This week can make or break Nets' season
The Kyrie Irving drama, the coaching change, the injuries, that horrible feeling of being abandoned by Irving and Kevin Durant . . . There’s no doubt it’s going to take a long time for Nets fans to put this season in the rearview mirror.
Still, if the Nets can hold it together down the stretch – if they can pull off some big wins over the next seven days – it will be a lot easier for fans to believe that they have a solid core heading into the future.
Yes, that’s a lot of pressure to put into one week. Yet, for this current Nets team, it really is a week like no other as Sunday’s game against Denver opens a brutal four-game stretch that also includes two consecutive games at home against Cleveland and a game Saturday in Miami.
Whether or not the Nets (39-31) make the playoffs could be very well determined by next Sunday.
“Hey, look, we all know the math and see the seeding,” said Spencer Dinwiddie when asked about the importance of the upcoming week. “….We understand what it means to play playoff teams, so we’re approaching it with that level of focus.”
The Nets (39-31) enter the Denver game in the sixth and final playoff spot, two games behind the Knicks who defeated the Nuggets on Saturday and 4 ½ games behind fourth-place Cavaliers.

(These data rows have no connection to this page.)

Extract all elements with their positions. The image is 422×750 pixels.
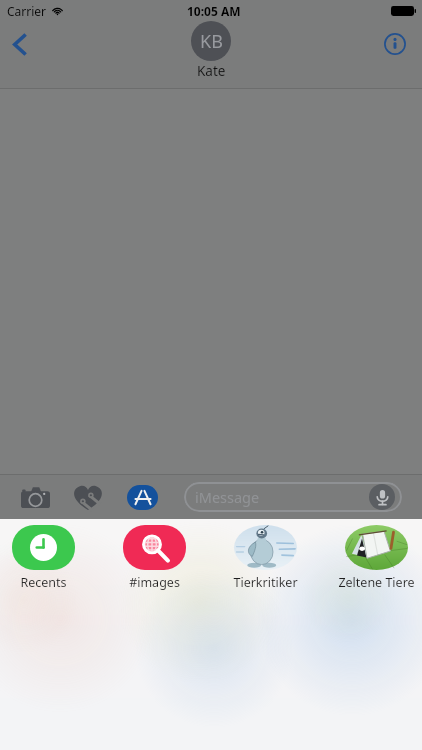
staticText: KB [200, 29, 223, 54]
button[interactable]: #images [99, 525, 210, 591]
button[interactable]: Back [1, 22, 37, 66]
button[interactable]: Zeltene Tiere [321, 525, 422, 591]
staticText: Zeltene Tiere [338, 574, 415, 591]
button[interactable]: Digital Touch [67, 477, 109, 517]
button[interactable]: KB [191, 21, 231, 79]
button[interactable]: Details [378, 22, 412, 66]
button[interactable]: App Store [121, 477, 164, 517]
button[interactable]: Camera [14, 477, 57, 517]
staticText: Kate [197, 62, 226, 80]
button[interactable]: Tierkritiker [210, 525, 321, 591]
button[interactable]: iMessage [184, 482, 402, 512]
staticText: Carrier [7, 3, 47, 19]
staticText: iMessage [195, 487, 260, 507]
staticText: Tierkritiker [233, 574, 298, 591]
button[interactable]: Recents [0, 525, 99, 591]
staticText: 10:05 AM [187, 3, 241, 19]
staticText: Recents [20, 574, 67, 591]
button[interactable]: Dictate [369, 484, 395, 510]
staticText: #images [129, 574, 180, 591]
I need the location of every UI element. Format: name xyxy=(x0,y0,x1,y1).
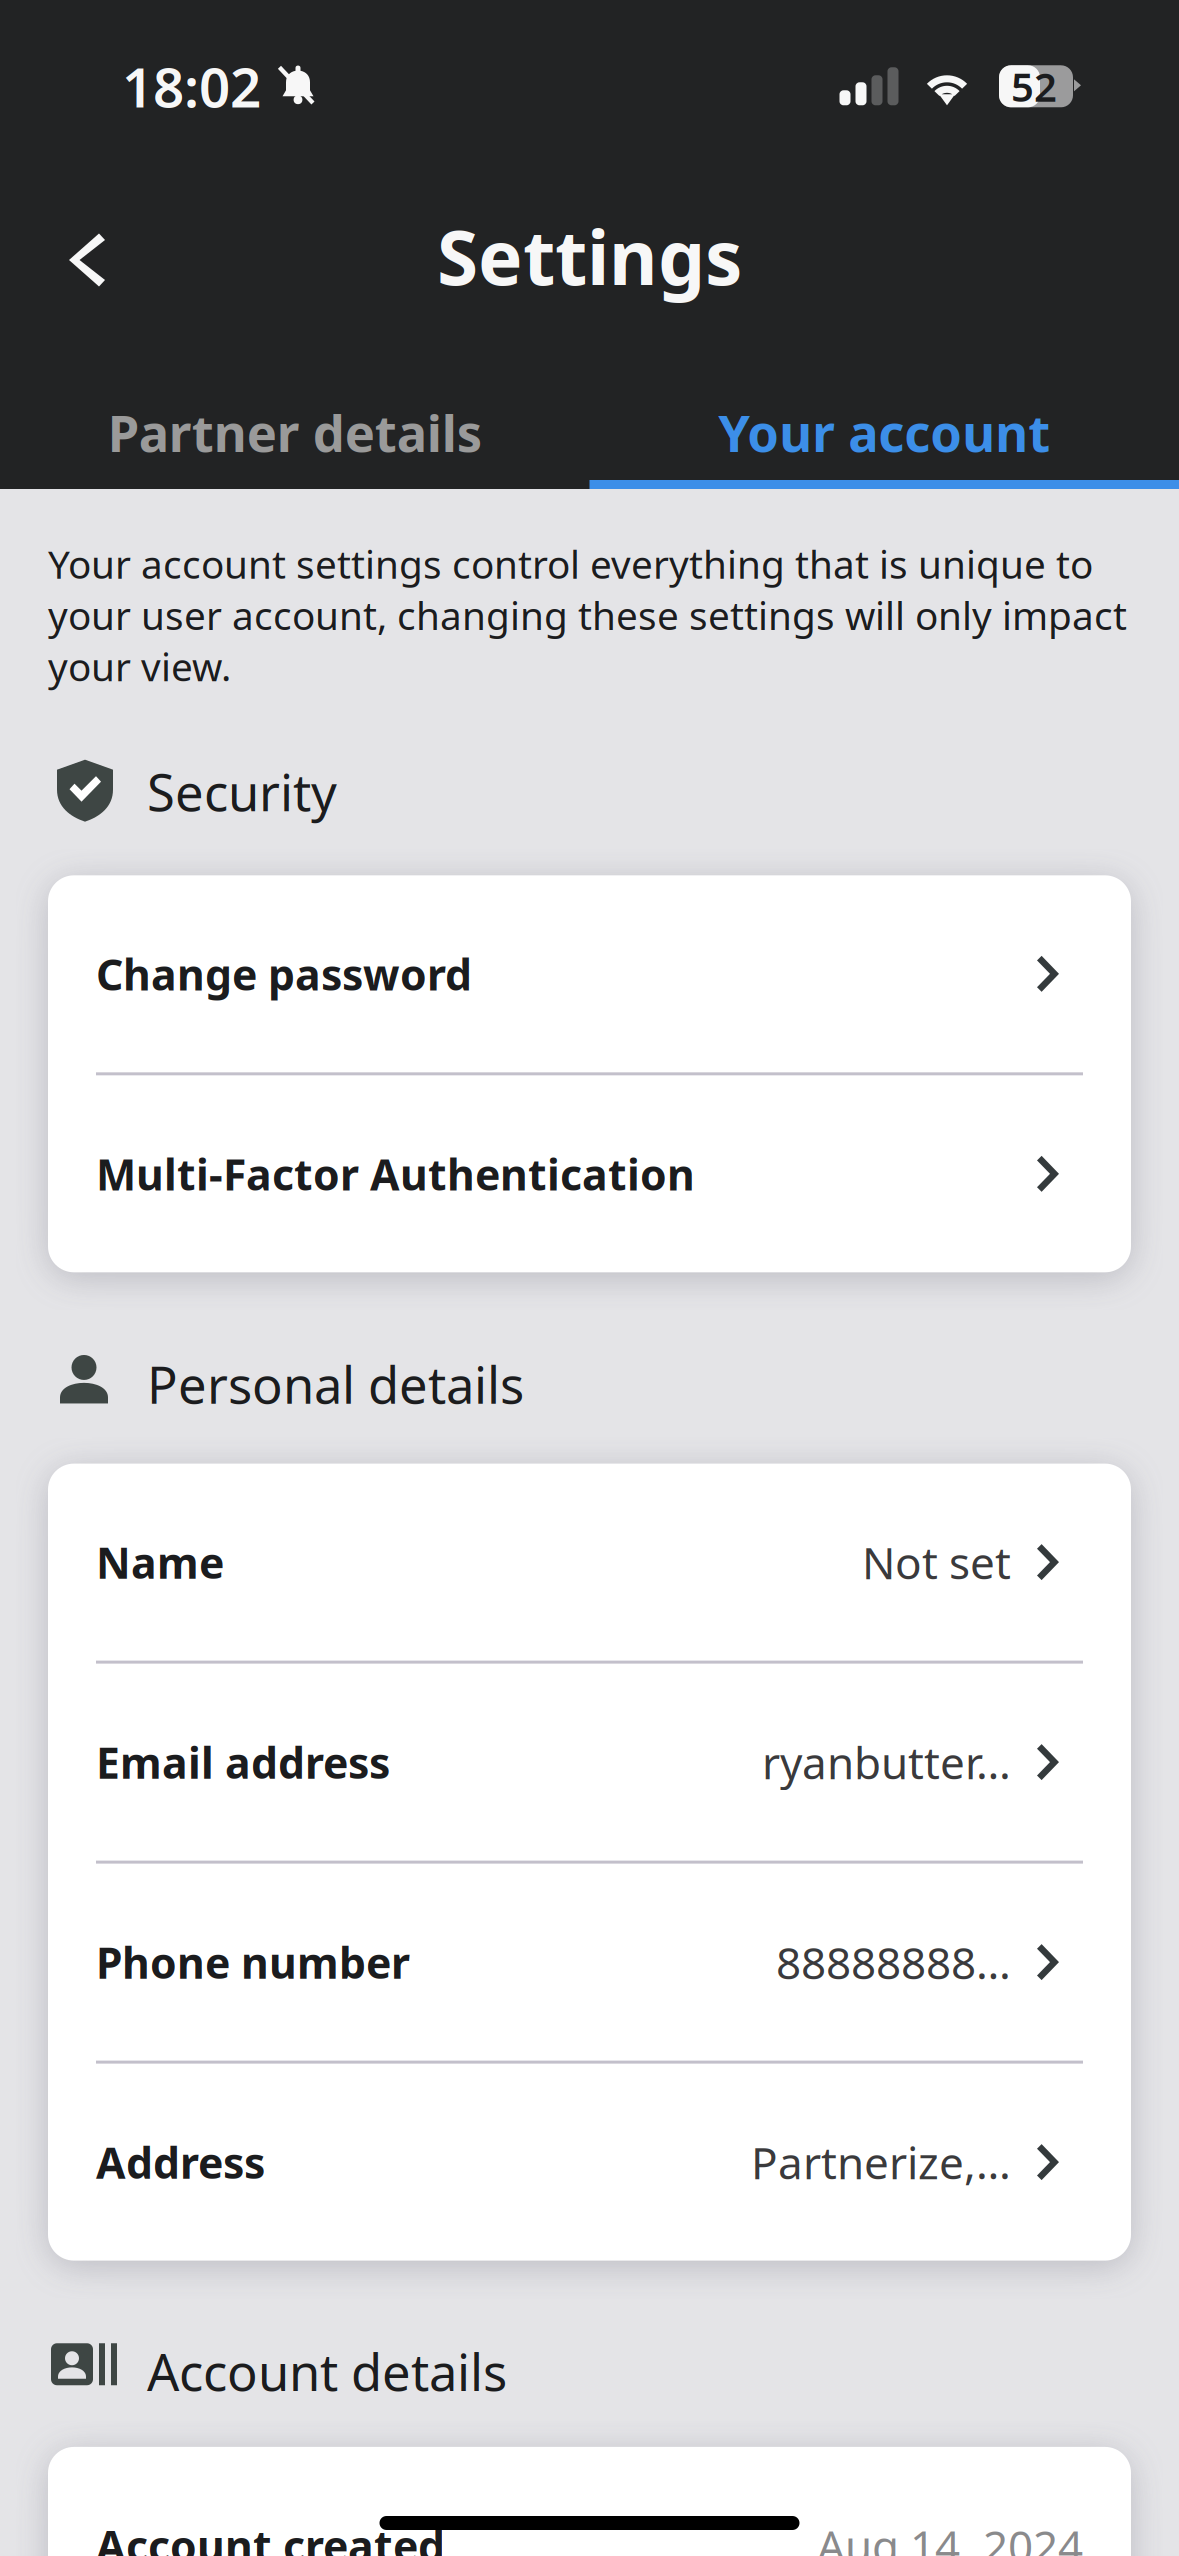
button[interactable]: Address xyxy=(48,2064,1131,2261)
staticText: Phone number xyxy=(96,1934,410,1990)
staticText: Account details xyxy=(147,2338,507,2405)
button[interactable]: Phone number xyxy=(48,1864,1131,2061)
staticText: Multi-Factor Authentication xyxy=(96,1146,695,1202)
staticText: Partner details xyxy=(108,399,482,466)
staticText: Not set xyxy=(862,1533,1011,1591)
staticText: Email address xyxy=(96,1734,390,1790)
button[interactable]: Partner details xyxy=(0,370,590,489)
button[interactable]: Email address xyxy=(48,1664,1131,1861)
staticText: Your account xyxy=(718,399,1050,466)
staticText: Name xyxy=(96,1534,224,1590)
staticText: 88888888… xyxy=(776,1933,1011,1991)
staticText: Settings xyxy=(437,206,742,306)
staticText: Address xyxy=(96,2134,265,2190)
staticText: Change password xyxy=(96,946,472,1002)
button[interactable]: Your account xyxy=(590,370,1179,489)
button[interactable]: Back xyxy=(38,194,132,318)
staticText: Aug 14, 2024 xyxy=(817,2516,1083,2556)
button[interactable]: Change password xyxy=(48,875,1131,1072)
staticText: Security xyxy=(147,758,337,825)
staticText: Account created xyxy=(96,2517,445,2556)
staticText: Partnerize,… xyxy=(751,2133,1011,2191)
button[interactable]: Account created xyxy=(48,2447,1131,2556)
button[interactable]: Name xyxy=(48,1464,1131,1661)
button[interactable]: Multi-Factor Authentication xyxy=(48,1075,1131,1272)
staticText: ryanbutter… xyxy=(762,1733,1011,1791)
staticText: 52 xyxy=(1011,60,1057,113)
staticText: 18:02 xyxy=(122,50,261,123)
staticText: Your account settings control everything… xyxy=(48,538,1127,692)
staticText: Personal details xyxy=(147,1350,524,1418)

Perhaps more importantly, they had just a 1 ½ game lead over the seventh-place Heat entering Saturday night’s play.
If the Nets fall to seventh place they would have to compete in the play-in tournament where the winners advance to the seventh and eighth seed and the losers are eliminated.
Nets coach Jacque Vaughn joked that the first thing he told himself when he woke up Saturday morning that he had to convince his team not to look too far down the road.

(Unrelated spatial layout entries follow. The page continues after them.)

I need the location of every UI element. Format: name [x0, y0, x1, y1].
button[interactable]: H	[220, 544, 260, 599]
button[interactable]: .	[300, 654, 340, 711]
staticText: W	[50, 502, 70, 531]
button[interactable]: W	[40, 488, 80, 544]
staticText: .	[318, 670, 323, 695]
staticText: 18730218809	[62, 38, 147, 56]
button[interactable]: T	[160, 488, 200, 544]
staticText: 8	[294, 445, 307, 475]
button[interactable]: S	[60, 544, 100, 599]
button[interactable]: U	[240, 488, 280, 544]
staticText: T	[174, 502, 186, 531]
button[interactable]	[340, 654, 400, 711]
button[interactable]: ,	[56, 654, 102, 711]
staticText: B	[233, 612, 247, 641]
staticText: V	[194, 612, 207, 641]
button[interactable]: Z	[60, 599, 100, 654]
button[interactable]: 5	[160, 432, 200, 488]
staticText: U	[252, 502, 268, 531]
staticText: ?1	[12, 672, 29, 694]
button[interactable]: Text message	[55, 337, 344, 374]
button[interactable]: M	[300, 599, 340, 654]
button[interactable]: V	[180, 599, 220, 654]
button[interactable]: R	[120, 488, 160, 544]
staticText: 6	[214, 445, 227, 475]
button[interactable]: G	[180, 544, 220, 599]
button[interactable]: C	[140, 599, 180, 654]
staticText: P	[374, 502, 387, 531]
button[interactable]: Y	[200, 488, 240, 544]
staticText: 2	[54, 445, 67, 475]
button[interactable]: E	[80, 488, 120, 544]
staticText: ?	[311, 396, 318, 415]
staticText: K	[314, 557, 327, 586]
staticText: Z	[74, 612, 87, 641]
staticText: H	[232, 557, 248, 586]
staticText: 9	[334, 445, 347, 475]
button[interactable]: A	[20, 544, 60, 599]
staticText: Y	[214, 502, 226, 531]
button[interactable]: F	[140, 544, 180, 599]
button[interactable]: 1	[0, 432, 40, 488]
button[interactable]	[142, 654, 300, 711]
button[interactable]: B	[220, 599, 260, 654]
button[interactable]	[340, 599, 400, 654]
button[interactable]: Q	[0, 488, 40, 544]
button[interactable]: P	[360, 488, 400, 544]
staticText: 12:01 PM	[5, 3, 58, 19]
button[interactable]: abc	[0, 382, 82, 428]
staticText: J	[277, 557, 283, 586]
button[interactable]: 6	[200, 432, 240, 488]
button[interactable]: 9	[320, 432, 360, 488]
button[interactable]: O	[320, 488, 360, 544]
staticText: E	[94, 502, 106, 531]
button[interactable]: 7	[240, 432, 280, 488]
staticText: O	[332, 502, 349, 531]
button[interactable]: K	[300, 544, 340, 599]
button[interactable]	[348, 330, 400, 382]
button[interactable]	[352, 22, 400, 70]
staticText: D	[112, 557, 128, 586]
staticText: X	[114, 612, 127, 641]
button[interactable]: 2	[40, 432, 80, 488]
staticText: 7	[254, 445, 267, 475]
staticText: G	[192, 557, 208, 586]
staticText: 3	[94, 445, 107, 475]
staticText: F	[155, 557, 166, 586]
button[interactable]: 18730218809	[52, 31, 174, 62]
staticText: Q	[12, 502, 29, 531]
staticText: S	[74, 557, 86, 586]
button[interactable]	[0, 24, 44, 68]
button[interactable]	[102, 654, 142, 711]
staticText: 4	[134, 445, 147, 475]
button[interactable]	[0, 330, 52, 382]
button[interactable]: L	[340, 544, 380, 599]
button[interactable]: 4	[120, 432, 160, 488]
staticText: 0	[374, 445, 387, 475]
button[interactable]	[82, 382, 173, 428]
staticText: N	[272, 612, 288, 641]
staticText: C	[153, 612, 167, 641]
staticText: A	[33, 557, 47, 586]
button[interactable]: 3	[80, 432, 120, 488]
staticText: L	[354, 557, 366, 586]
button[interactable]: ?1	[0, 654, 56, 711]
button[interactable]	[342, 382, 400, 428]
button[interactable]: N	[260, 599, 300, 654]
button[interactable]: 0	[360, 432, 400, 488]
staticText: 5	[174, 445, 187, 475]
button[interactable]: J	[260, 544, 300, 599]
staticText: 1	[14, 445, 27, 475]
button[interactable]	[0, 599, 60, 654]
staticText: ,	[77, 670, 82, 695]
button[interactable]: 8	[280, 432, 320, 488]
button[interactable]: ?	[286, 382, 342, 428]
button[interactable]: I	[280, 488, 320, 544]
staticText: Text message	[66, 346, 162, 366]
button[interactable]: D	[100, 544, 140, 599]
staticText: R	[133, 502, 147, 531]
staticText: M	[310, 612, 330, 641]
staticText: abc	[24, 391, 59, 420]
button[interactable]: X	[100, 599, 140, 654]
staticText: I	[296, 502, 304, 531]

“I really want them to focus on our next game, which is Denver, and let that be everything that consumes them. Because it’s enough already,” he said. “That team is good enough that we’ll have enough problems to deal with, so we don’t want to exacerbate it by putting more pressure, anything more on top of it besides the game.”
“He’s a big dude”
The Barclays Center was in the process of being built when Moses Brown’s family moved to Hollis, Queens, and he remembers the excitement he felt every time his family drove by.
“I grew up a Nets fan,” Brown, who signed a 10-day contract with the Nets on Friday, said after practice Saturday. “I had posters of Jason Kidd and a lot of Nets…..I think the Barclays Center was finished when I was 11 years old.”

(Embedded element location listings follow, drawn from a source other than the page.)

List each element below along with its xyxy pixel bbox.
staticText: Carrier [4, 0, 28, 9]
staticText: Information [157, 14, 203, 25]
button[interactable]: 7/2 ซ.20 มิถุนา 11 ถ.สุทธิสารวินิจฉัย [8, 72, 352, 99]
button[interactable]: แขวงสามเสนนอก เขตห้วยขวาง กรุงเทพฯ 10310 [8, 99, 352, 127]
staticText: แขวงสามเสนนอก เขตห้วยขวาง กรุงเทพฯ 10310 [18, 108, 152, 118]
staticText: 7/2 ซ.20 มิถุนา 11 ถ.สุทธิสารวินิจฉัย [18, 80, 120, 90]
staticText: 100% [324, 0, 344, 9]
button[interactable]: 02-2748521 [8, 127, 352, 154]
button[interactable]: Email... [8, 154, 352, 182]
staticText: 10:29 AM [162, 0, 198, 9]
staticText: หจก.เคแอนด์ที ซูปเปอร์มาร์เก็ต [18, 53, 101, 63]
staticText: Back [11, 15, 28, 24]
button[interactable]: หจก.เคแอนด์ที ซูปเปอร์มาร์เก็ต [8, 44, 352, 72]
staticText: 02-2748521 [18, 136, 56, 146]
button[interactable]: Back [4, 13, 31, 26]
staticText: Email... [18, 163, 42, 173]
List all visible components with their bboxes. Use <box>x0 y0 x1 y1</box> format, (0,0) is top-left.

The 7-2 Brown, who played at Archbishop Malloy and UCLA, spent his first season with the Trail Blazers Since then, he has bounced around to the Thunder, Magic, Cavaliers, Mavericks and Clippers.
After appearing in 34 games with the Clippers this year, the 23-year-old was signed by the Knicks but never played for them. As the tallest player on the Nets, he could quickly log some quality time as a much-needed backup for center Nic Claxton.
“He’s a big dude,” Vaughn said. “I’m gonna see how the games present themselves, (but) we do want to see hm get some quality minutes at some point.”
New strategy for Jokic?
Despite having the best record in the West, Denver enters the Barclays Center having lost five of their last six games, including 122-120 loss to the Nets on March 12.
In that game, the Nets basically forced MVP frontrunner Nikola Jokic to carry the team offensively while they took away most his help. The strategy worked as Kokic finished with 35 point, 20 rebounds and 11 assists, but the Nuggets gave up a 22-point lead.
Vaughn would not say whether the team was looking to employ the same strategy.
““We always talk about you have to have a formula or strategy going into the game,” Vaughn said. “I told the guys yesterday: Some dudes they get up to the plate and you don’t pitch to them, so we’ve gotta have a strategy of who we’re gonna pitch to, and that game, we said we were gonna let Jokic do what he was doing and see if we can have a compromise with the other guy, so we’ll see if that formula is the same for us.”
NET-CETRA
Ben Simmons has changed agents, leaving Rich Paul and Klutch ports for. Bernie Lee and Thread Sports Management, according to reports by ESPN and The Athletic. Paul is the agent who negotiated Simmons’ $177 million, five-year deal with the 76ers in 2019. Simmons’ career has since taken a nose dive as he has struggled with injuries and mental health issues that caused him to miss all of last season and miss 28 games this season……Dinwiddie said the only time he has argued about officiating with officials after a game is when they involve technical fouls that he thinks he didn’t deserve. Apparently, he’s had some success. “I do argue my techs often times and get my money back, because most of the time I don’t get them for super legitimate reasons…..If I’m not cussing someone out or showing them up, I get my money back.”